Personal information
- Full name: Misozi Chisha Rachael Zulu
- Date of birth: 11 October 1994 (age 31)
- Place of birth: Lusaka, Zambia
- Position: Midfielder

Team information
- Current team: FC Gintra
- Number: 77

Senior career*
- Years: Team / Apps / (Gls)
- National Assembly F.C.
- 2019: BIIK Kazygurt
- 2020–2021: Green Buffaloes F.C.
- 2021–2025: Hakkarigücü Spor / 37 / (10)
- 2026–: FC Gintra / 1 / (0)

International career
- Zambia

Medal record
Representing Zambia
Women's Africa Cup of Nations
| Third place | 2022 Morocco |  |

= Misozi Zulu =

Zambian footballer (born 1994)

Misozi Chisha Rachael Zulu (born 11 October 1994) is a Zambian footballer who plays as a midfielder for the Turkish Women's Super League club Hakkarigücü Spor and the Zambia women's national team.

== Club career ==
Zulu went to Kazakhstan by July 2019, and joined the Shymkent-based club BIIK Kazygurt on a six-month loan deal. She took part at the 2019–20 UEFA Women's Champions League for the Kazakhi team.

At club level she played for National Assembly F.C. and Green Buffaloes F.C. in Zambia.

By December 2021, she moved to Turkey and joined Hakkarigücü Spor to play in the 2021–22 Turkcell Super League.

=== FC Gintra ===
On 21 March 2026 lithuanian FC Gintra announced about an agreement with Misozi Zulu.

On 22 March 2026 Misozi Zulu made her debut in Moterų A Lyga against FK Transinvest.
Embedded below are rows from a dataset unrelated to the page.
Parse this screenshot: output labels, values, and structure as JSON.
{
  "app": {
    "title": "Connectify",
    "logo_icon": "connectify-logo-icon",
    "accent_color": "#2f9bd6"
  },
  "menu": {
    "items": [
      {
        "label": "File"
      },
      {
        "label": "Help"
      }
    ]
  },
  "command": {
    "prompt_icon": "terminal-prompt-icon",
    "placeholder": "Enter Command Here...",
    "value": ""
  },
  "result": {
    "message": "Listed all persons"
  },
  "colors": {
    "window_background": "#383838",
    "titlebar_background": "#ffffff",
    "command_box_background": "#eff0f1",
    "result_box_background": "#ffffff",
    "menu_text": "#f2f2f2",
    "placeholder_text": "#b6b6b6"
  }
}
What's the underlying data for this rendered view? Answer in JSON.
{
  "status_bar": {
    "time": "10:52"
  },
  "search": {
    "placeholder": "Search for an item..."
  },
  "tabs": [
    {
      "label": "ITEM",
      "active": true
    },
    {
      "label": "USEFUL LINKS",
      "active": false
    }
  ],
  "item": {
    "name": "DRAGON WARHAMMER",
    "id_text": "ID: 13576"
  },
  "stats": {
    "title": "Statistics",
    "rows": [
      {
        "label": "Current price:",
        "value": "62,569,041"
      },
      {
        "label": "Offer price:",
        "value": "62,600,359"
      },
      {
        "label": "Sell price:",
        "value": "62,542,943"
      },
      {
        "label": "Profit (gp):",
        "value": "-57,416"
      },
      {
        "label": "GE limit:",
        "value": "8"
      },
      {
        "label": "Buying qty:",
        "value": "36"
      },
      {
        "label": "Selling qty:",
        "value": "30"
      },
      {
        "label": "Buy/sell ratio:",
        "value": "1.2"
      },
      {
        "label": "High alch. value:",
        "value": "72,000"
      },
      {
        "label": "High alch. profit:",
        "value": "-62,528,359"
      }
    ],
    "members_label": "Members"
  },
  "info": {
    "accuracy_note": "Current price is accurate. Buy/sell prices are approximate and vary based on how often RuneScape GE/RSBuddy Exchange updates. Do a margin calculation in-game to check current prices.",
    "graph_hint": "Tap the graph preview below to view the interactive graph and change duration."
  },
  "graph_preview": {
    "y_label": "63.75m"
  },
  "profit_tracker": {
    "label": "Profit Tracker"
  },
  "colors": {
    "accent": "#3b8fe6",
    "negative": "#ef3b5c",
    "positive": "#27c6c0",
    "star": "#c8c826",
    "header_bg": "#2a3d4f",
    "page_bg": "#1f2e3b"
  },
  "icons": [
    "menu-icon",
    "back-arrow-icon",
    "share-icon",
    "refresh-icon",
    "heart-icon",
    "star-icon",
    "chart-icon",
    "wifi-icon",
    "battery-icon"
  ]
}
Gintra won 2–0.

== International career ==
She was a member and captain of the Zambia women's national football team. She was part of the team at the 2014 African Women's Championship.

Zulu was called up to the Zambia squad for the 2022 Women's Africa Cup of Nations, where they finished in third place.

On 3 July 2024, Zulu was called up to the Zambia squad for the 2024 Summer Olympics.